To test if ATRA intrinsically regulates Th2 cell prolifera tion, we employed in vitro differentiated human Th2 cells and examined their proliferation after modulation HTS with RAR agonist and antagonist treatment. As expected, T cell receptor plus IL 2 stimulation induced many more generations of cell division than did IL 2 alone. In the presence of IL 2 alone ATRA significantly increased Th2 cell proliferation. With maximal activation, ATRA did not further augment Th2 cell proliferation. We next examined whether RAR modulation diffe rentially affected the proliferation of human Th2 sub populations. Among in vitro differentiated Th2 cells, ATRA augmented IL 2 induced proliferation of both the IL 5 and IL 5 subpopulations. Inhibitors,Modulators,Libraries However, Ro41 significantly inhibited the proliferation of the IL 5.

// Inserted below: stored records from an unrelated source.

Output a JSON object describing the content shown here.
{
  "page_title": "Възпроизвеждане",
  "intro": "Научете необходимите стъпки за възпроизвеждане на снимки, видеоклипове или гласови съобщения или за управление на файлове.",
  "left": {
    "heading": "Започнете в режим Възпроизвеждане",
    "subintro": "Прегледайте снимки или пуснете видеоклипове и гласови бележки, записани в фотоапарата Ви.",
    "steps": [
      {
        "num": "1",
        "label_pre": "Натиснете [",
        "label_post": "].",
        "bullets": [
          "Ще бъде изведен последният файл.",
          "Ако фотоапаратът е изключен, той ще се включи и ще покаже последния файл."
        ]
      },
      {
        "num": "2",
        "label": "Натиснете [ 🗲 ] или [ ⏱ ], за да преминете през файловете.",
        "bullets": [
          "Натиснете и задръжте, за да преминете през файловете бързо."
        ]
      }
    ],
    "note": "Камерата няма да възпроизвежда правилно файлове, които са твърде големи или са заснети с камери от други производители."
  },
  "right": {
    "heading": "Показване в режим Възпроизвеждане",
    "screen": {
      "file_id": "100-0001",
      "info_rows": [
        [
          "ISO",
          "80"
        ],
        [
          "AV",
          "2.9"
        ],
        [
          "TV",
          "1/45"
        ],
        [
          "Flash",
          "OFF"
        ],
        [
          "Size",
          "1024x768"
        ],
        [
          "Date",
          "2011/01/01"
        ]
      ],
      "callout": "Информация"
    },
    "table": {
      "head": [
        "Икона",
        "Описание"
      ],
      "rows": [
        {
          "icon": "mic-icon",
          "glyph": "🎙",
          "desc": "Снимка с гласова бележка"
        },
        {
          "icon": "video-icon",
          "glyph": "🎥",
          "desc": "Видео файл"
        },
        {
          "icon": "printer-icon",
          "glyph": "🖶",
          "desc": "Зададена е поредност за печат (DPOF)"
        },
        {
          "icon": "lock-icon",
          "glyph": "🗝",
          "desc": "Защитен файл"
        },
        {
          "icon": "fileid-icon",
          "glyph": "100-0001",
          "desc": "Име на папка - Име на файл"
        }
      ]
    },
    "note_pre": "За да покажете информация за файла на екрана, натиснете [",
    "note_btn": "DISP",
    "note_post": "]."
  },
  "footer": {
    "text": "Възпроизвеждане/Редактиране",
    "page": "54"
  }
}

but not the IL 5 subpopulation. This Ro41 inhibition further demonstrates the differential re sponsiveness of the IL 5 vs. IL 5 Th2 subpopulations to RAR modulators. To further address the cellular mechanisms responsible for the ATRA mediated increase in IL 5 Th2 cell output, we examined ATRA induction of apoptosis. Notably, ATRA did not alter annexin Inhibitors,Modulators,Libraries V expression by CD4 T cells in Th2 dominant HDM proliferation cultures. Additionally, ATRA did not affect caspase 3 activation in CD3 activated Th1 or Th2 cell lines. Inhibitors,Modulators,Libraries In sum, these data demonstrate that ATRA positively regulates Th2 cell proliferation via T cell intrinsic me chanisms, and that RAR modulators have specificity for the IL 5 Th2 subpopulation. Additionally, apoptosis is not Inhibitors,Modulators,Libraries playing a major role in the preferential outgrowth of IL 5 Th2 cells induced by ATRA.

ATRA inhibits in vitro Th2 cell differentiation Inhibitors,Modulators,Libraries We next examined whether the pro Th2 effects of ATRA may be due to augmentation of Th2 differen tiation. We hypothesized that the addition of ATRA to in vitro Th2 cell differentiation cultures would enhance the frequency and or kinetics of appearance of Th2 cytokines. Counter to our hypothesis, ATRA inhibited Th2 cell differentiation selleck chemical Perifosine of both 2 Th2 and 3 Th2 cells. ATRA and Ro41 reciprocally regulate IL5, but not IL4 or IL13, gene expression We next tested the hypothesis that RAR modulators directly regulate Th2 cytokine gene expression via Th2 cell intrinsic mechanisms. IL 2 activation increased expression of IL5 message, which was significantly modulated by ATRA and Ro41, in a re ciprocal manner. No differences were observed in IL4 or IL13 gene expression. These data demonstrate that in addition to their effects on IL 5 Th2 cell proli feration, RAR modulators directly regulate IL5 gene expression. Discussion Here we report that the pro Th2 effect induced by reti noic acid is primarily a direct result of Th2 cell intrinsic regulation of the cytokine IL 5 by RAR.